Sat Mar 14, 2015 at 11:04 am
Brad Lubman led Ensemble Signal in music of Bach and Michael Gordon Thursday night at Miller Theater.

Brad Lubman led Ensemble Signal in music of Bach and Michael Gordon Thursday night at Miller Theater.

Thursday night’s “Bach, Revisited” concert at Miller Theatre served to remind one of the transparent genius of Bach – not superficial, just absolutely apparent.

The working methods in his prodigious output are plain while the paths are always unpredictable, which perhaps helps to explain why his “revival” has held strong for more than half a century, more so than the moody masters of the generation that followed him.

For this concert, Ensemble Signal explored the architecture of Bach and Bang on a Can co-founder Michael Gordon in a program designed to draw parallels between past and present.

Bach was given the first half of the evening, opening with the Concerto for Harpsichord in G minor, BWV 1058. Conductor Brad Lubman was stationed in the middle of the sextet with the harpsichord across the front of the stage, giving the impression of Zimmermann’s coffeehouse in Leipzig, where Bach may well have presented the same sextet. Although positioned out front, the plucky little harpsichord was nearly buried by the strings (standard quartet plus contrabass) in the Allegro first movement, bringing to mind what mixed ensemble music sounded like at Zimmerman’s and before the pianoforte overtook the Western world. In the softer second movement, however, Kristian Bezuidenhout came to the fore, playing strong lines on the delicate keyboard.

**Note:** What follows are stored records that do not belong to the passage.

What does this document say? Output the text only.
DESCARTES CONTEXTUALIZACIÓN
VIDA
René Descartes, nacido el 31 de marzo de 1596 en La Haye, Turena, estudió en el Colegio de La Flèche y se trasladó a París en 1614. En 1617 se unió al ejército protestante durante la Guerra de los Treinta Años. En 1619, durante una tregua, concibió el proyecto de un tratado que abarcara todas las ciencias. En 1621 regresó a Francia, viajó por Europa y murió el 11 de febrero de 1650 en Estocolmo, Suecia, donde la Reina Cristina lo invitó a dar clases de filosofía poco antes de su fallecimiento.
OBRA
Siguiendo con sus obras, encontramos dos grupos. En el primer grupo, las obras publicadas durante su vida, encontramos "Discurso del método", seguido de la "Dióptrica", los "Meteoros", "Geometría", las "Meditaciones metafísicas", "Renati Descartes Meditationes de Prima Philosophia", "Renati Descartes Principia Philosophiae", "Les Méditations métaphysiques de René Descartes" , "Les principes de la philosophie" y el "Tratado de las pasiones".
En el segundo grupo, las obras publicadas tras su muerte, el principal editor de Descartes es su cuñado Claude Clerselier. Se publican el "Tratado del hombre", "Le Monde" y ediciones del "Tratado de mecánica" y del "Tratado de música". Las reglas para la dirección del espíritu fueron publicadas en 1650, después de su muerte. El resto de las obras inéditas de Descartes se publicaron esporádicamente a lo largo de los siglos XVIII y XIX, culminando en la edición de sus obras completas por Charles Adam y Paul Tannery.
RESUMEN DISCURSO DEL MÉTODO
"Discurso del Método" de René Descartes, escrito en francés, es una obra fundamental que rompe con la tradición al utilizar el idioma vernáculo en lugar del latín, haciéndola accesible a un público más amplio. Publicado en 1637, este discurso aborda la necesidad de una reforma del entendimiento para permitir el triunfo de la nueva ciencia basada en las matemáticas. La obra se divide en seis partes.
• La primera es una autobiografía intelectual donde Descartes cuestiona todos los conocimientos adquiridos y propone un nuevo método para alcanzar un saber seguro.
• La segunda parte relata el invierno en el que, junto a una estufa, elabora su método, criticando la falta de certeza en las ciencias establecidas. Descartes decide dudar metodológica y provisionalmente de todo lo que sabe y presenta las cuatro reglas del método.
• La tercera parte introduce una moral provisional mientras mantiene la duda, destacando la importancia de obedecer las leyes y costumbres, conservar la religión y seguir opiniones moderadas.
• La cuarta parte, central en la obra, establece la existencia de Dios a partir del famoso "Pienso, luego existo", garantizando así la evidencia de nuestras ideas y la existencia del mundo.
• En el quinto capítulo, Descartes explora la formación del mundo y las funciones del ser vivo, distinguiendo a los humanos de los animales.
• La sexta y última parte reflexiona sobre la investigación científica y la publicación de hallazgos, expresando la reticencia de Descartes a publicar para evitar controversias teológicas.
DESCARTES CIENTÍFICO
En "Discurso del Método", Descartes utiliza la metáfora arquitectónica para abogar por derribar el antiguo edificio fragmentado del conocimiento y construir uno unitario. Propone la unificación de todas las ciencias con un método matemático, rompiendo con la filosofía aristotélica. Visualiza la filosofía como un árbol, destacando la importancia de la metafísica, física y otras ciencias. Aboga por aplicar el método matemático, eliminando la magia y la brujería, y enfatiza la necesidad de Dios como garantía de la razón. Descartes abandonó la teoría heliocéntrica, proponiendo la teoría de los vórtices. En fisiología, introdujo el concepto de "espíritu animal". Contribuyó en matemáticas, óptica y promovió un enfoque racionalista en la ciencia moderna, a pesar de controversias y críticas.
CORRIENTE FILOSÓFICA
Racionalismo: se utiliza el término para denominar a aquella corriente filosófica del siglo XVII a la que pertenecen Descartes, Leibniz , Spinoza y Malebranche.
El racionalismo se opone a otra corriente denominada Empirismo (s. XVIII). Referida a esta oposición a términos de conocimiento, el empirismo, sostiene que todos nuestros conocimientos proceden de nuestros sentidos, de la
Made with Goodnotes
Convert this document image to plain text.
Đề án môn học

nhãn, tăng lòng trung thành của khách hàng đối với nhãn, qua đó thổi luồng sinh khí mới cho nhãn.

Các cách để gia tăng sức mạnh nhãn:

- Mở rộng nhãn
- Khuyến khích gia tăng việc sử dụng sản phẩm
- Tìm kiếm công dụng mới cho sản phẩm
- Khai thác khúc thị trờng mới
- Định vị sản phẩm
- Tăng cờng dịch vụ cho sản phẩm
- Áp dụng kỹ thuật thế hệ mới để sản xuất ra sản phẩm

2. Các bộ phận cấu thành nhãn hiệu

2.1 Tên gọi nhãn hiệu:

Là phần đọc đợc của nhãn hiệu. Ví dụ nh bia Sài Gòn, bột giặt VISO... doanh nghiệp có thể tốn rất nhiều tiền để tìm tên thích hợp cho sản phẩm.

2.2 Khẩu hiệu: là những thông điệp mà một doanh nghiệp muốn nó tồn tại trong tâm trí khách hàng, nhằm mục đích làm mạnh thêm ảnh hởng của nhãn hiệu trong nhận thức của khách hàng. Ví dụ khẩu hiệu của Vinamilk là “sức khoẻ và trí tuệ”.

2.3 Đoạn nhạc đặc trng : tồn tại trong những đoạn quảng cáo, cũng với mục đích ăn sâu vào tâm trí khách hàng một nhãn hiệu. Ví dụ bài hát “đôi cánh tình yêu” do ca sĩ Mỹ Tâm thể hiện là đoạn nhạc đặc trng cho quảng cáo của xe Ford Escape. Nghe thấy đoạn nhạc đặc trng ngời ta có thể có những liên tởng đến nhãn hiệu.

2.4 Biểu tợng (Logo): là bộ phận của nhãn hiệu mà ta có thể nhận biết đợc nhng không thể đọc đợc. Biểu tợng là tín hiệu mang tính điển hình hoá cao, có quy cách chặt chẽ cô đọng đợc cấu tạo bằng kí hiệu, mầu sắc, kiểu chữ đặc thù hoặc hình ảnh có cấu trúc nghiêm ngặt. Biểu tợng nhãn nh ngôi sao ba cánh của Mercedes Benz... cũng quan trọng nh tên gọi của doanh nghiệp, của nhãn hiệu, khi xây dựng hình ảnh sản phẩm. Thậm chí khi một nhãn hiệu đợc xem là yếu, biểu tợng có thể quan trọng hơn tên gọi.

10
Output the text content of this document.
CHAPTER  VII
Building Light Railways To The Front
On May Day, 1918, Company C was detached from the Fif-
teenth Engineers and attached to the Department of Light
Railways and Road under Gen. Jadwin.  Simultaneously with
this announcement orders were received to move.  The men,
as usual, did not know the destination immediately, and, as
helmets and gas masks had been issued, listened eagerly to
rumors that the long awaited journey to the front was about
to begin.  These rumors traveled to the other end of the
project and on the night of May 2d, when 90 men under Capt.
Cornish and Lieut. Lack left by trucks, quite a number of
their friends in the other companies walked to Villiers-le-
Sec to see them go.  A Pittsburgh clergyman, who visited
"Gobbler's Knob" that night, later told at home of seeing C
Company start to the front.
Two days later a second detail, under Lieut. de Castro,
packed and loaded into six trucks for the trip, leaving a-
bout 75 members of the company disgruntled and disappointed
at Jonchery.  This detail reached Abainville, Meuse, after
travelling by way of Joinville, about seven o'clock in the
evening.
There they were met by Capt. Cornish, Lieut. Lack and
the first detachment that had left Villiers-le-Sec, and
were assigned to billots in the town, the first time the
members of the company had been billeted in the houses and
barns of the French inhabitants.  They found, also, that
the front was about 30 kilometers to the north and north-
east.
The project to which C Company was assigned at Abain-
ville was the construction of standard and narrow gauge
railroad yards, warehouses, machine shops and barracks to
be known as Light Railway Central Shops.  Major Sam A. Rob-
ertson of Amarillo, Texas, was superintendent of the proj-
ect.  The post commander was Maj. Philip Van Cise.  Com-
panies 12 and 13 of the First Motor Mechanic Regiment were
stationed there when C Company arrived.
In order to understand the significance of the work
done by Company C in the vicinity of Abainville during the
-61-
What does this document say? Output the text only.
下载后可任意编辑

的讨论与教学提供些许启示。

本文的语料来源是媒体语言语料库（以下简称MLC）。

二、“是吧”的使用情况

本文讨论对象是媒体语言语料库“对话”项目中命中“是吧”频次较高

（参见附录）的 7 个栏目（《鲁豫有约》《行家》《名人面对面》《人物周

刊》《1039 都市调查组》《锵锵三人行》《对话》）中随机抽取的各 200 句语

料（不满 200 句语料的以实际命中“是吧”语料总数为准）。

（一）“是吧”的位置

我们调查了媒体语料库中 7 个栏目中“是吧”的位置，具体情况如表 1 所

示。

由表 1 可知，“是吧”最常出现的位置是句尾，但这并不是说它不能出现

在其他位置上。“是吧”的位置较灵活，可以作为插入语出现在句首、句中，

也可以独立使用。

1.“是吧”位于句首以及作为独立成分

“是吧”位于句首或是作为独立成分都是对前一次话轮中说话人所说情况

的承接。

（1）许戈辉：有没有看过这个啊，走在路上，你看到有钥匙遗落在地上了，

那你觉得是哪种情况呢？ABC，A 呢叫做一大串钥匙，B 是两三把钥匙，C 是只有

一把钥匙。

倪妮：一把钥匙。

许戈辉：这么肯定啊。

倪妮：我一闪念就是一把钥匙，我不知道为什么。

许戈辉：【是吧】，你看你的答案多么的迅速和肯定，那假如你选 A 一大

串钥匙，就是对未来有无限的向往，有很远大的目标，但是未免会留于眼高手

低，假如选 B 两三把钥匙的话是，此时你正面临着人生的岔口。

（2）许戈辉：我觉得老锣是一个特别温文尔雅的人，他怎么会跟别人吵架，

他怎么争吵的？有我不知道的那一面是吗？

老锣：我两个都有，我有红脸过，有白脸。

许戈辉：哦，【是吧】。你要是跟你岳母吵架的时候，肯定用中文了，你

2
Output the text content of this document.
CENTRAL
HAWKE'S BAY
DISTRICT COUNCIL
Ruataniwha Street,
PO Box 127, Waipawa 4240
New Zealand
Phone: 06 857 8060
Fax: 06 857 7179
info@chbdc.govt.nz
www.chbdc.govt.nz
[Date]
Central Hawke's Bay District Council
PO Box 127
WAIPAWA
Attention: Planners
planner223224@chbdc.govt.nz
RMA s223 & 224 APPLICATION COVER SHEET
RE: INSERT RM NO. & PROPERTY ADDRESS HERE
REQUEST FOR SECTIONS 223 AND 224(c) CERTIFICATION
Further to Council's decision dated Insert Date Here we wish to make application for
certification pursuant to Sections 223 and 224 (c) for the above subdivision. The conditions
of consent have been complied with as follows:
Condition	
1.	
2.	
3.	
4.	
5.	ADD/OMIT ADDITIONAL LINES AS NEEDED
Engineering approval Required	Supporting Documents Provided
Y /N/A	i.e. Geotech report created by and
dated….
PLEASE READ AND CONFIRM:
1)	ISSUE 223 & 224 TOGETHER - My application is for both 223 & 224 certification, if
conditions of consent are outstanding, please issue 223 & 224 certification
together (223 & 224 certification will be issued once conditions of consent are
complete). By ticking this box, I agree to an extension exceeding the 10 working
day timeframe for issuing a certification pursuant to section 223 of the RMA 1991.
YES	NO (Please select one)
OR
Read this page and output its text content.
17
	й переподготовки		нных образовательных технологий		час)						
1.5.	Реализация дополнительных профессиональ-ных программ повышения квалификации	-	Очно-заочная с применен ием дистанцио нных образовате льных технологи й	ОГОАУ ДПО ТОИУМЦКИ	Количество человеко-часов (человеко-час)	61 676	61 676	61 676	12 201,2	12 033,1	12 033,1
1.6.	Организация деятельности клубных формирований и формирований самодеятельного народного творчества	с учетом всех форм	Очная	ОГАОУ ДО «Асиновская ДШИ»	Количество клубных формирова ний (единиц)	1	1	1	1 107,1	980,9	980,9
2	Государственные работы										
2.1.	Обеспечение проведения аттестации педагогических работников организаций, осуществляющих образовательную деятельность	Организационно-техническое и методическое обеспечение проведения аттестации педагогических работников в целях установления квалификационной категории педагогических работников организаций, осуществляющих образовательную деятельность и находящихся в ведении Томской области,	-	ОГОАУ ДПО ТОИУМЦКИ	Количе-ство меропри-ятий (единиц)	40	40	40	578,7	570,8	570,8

For the Concerto for Violin and Oboe in C minor, BWV 1060, the harpsichord fell in with the strings, letting the titular instruments occupy the front. The molding and reworking of the first movement’s familiar theme was rich and exquisite in the ensemble’s hands while the slow dance of the second and the enticing back-and-forth of the third underscored that this was, in its day, social music.

The modern second half of the concert was immediately manifest. Electric keyboard, not harpsichord, opened Gordon’s Dry (from 2013) and an electric guitar set the pulse before the trombone made the first suggestion of counterpoint.

But the similarities ran deeper than the differences. Like Bach, Gordon writes music that is transparent but unpredictable. But where Bach fragments melody lines, Gordon fractures meters and then uses the rhythms like bricks. Dry built an impressive wall of varying counts, with only the trombone refusing to fall into step, and then pushed on to build several more behind that one. Fantastic keyboard and alto flute trills against strings (electric and acoustic) plucked in unison defined the single movement. If the listener couldn’t keep track of everything that was going on, what was being done still was plainly evident.

The 2014 composition Hyper proved well named. A modulating piano line was punctuated by acoustic guitar (putting a single, abrupt strum at the end of every line) as violin, then vibraphone, then clarinet, cello, flute and finally contrabass began mirroring parts of the piano’s continuous roll. The piece may have been a bit closer to another structuralist, Philip Glass, than it was to Bach, with its quick repetitions and slow evolution. Indeed the precise and abrupt shifts across the ensemble may have made it the most demanding of the four pieces the air-tight Signal played. The round robin eventually morphed into layers, becoming a dense weave by the conclusion.

Upcoming installments in the long-running “Bach, Revisited” series include pairings with Helmut Lachenmann (a structuralist of a very different sort) and the sublime Sofia Gubaidulina, both also performed by Ensemble Signal. As with Thursday’s Bach meeting with Gordon, the series always promises – and delivers – heady enjoyment.